On other relievers with more years of control — closer Gregory Soto, lefty Andrew Chafin and righty Joe Jiménez — the Tigers ended up holding out for bigger returns. The Tigers were seeking a package of prospects for Soto, who has three more seasons after this year before free agency. Chafin’s opt-out in his two-year contract left some debate as to whether teams treated him like a rental player or more.
“There wasn’t as much conversation as I think the media made it out to be,” Avila said. “There were some. We just decided that the possible return that we talked about with some of those clubs just did not move the needle for us at this point.”
Avila acknowledged trade discussions on ace Tarik Skubal, who left Monday’s game with left arm fatigue and is being checked out for inflammation in his forearm.
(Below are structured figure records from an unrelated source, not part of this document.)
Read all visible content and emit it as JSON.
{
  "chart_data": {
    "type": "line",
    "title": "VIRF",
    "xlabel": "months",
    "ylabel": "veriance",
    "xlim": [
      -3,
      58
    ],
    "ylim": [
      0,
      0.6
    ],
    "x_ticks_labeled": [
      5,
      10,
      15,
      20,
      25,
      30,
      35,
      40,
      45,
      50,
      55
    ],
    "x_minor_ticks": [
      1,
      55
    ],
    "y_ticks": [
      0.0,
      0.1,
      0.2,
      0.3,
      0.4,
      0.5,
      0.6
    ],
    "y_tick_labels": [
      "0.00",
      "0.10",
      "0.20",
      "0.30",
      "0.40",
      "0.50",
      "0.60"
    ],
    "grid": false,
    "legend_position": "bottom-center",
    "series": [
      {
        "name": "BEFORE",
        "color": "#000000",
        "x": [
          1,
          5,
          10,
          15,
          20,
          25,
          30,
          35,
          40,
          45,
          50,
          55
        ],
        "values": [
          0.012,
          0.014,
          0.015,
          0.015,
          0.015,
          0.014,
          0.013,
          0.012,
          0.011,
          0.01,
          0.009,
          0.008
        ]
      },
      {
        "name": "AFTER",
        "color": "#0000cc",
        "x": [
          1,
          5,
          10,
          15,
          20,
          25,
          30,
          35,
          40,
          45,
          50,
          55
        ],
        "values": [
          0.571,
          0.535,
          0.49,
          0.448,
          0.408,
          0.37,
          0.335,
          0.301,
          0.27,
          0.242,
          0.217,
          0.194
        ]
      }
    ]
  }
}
However, Avila said they never came close to a desired return to seriously consider an offer.
“We had several conversations. It’s not like we were calling teams and trying to push the issue,” Avila said. “But if the right deal were to be pursued, then we would have to have an open mind and look at it. And those conversations that we had, we just didn’t feel that the return would help us as much as we would like.”